The first documented race took place in 1651 as a wager between two noblemen, but horse races were already common in ancient Rome. The Romans used a mixture called hydromel to increase the energy of their horses, and punishment for breaking racing rules included crucifixion. Once thoroughbred racing crossed the Atlantic, a notorious reputation followed it, with American trainers using cocaine, heroin, strychnine, and caffeine to make their horses perform better.

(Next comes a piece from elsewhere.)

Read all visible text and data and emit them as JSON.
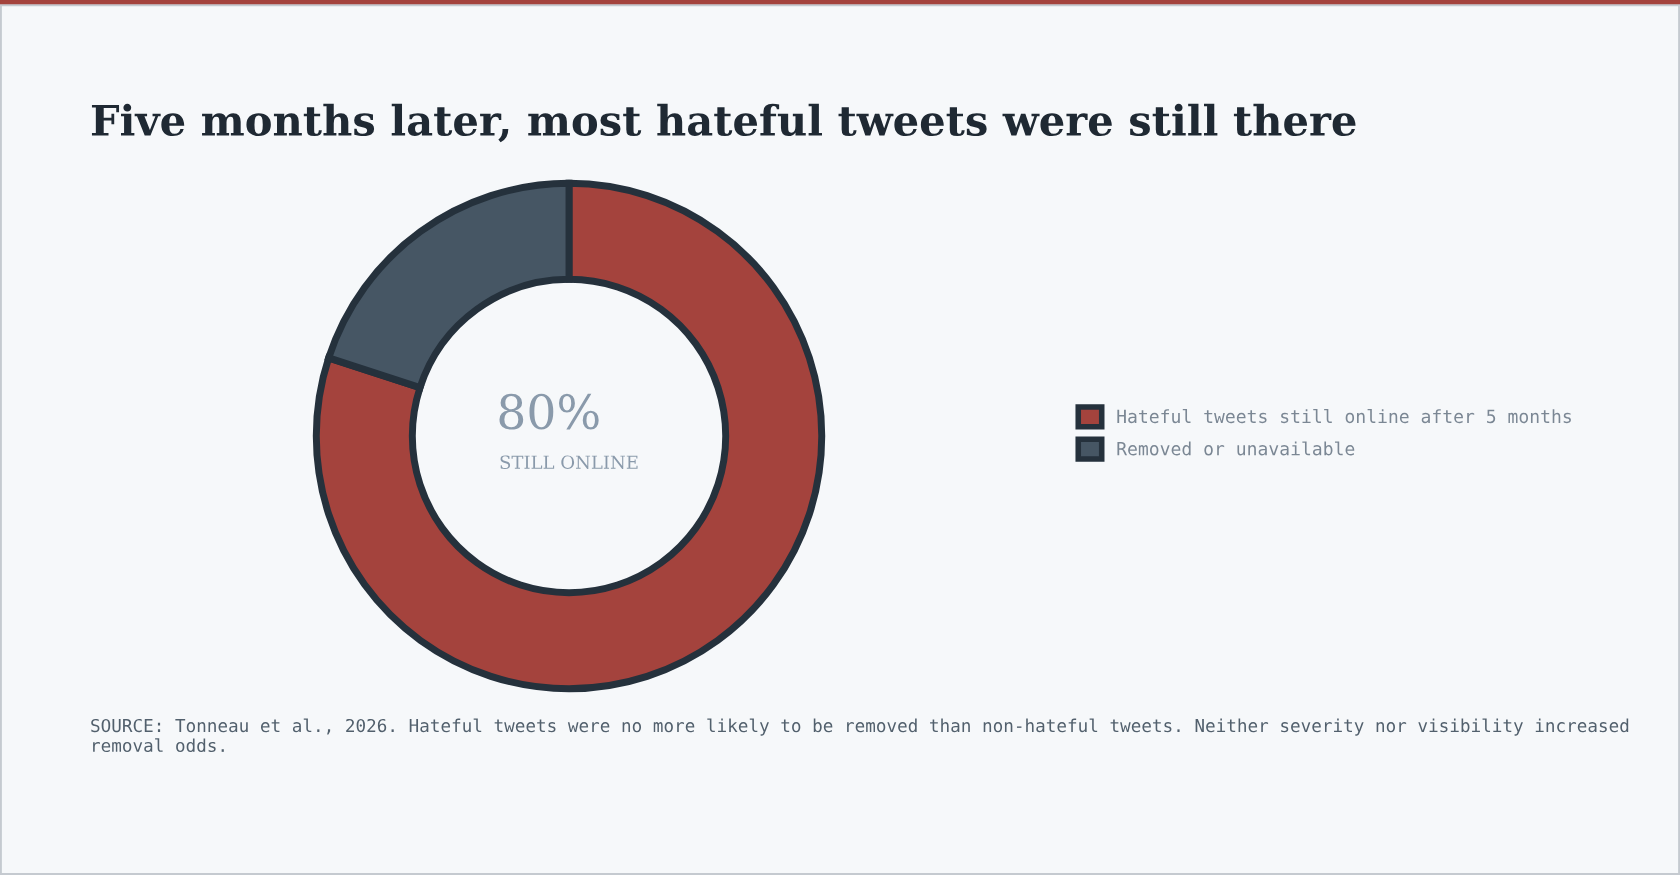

Modern horse racing is a massive business, with tens of millions of dollars staked on each race. It’s also a brutally dangerous activity for the animals that participate, with dozens of fatal injuries every year. This is a major problem that’s not easily solved, but the racing industry could begin by addressing its lack of a fully funded wraparound aftercare solution for horses leaving the track.
Currently, ex-racehorses hemorrhage through the slaughter pipeline. They are given a Facebook post and a short window of opportunity to be “bailed” before they are shipped to Canada, Mexico, and other countries that offer arbitrary, sometimes outrageous ransoms in exchange for the horses’ freedom. If not for the efforts of a handful of independent nonprofit rescue groups, who network and fundraise and work tirelessly to bail these horses, they’d be sent to their untimely ends.
The most famous horse races in the world include the Kentucky Derby and the Preakness Stakes, both held at Churchill Downs in Louisville, Kentucky. Several other races are held around the world, including the Prix de l’Arc de Triomphe in France, the Caulfield Cup and Sydney Cup in Australia, and the Gran Premio Internacional Carlos Pellegrini in Argentina. The majority of these races are run on dirt surfaces, but some are run on grass or artificial turf. A few of these races are open to horses older than three, but most require younger horses. These horses are usually bred and raced by owners who are wealthy and affluent, and they are often ridden by jockeys who are paid handsomely for their skills. Many of these horses are also stallion candidates, and they will be sold for breeding when their racing careers end. This is a highly profitable business for some of the world’s wealthiest and most powerful owners, but it comes at a tremendous cost to the equine athletes who race them. Despite the best efforts of trainers and owners, the mortality rate for these horses is staggeringly high.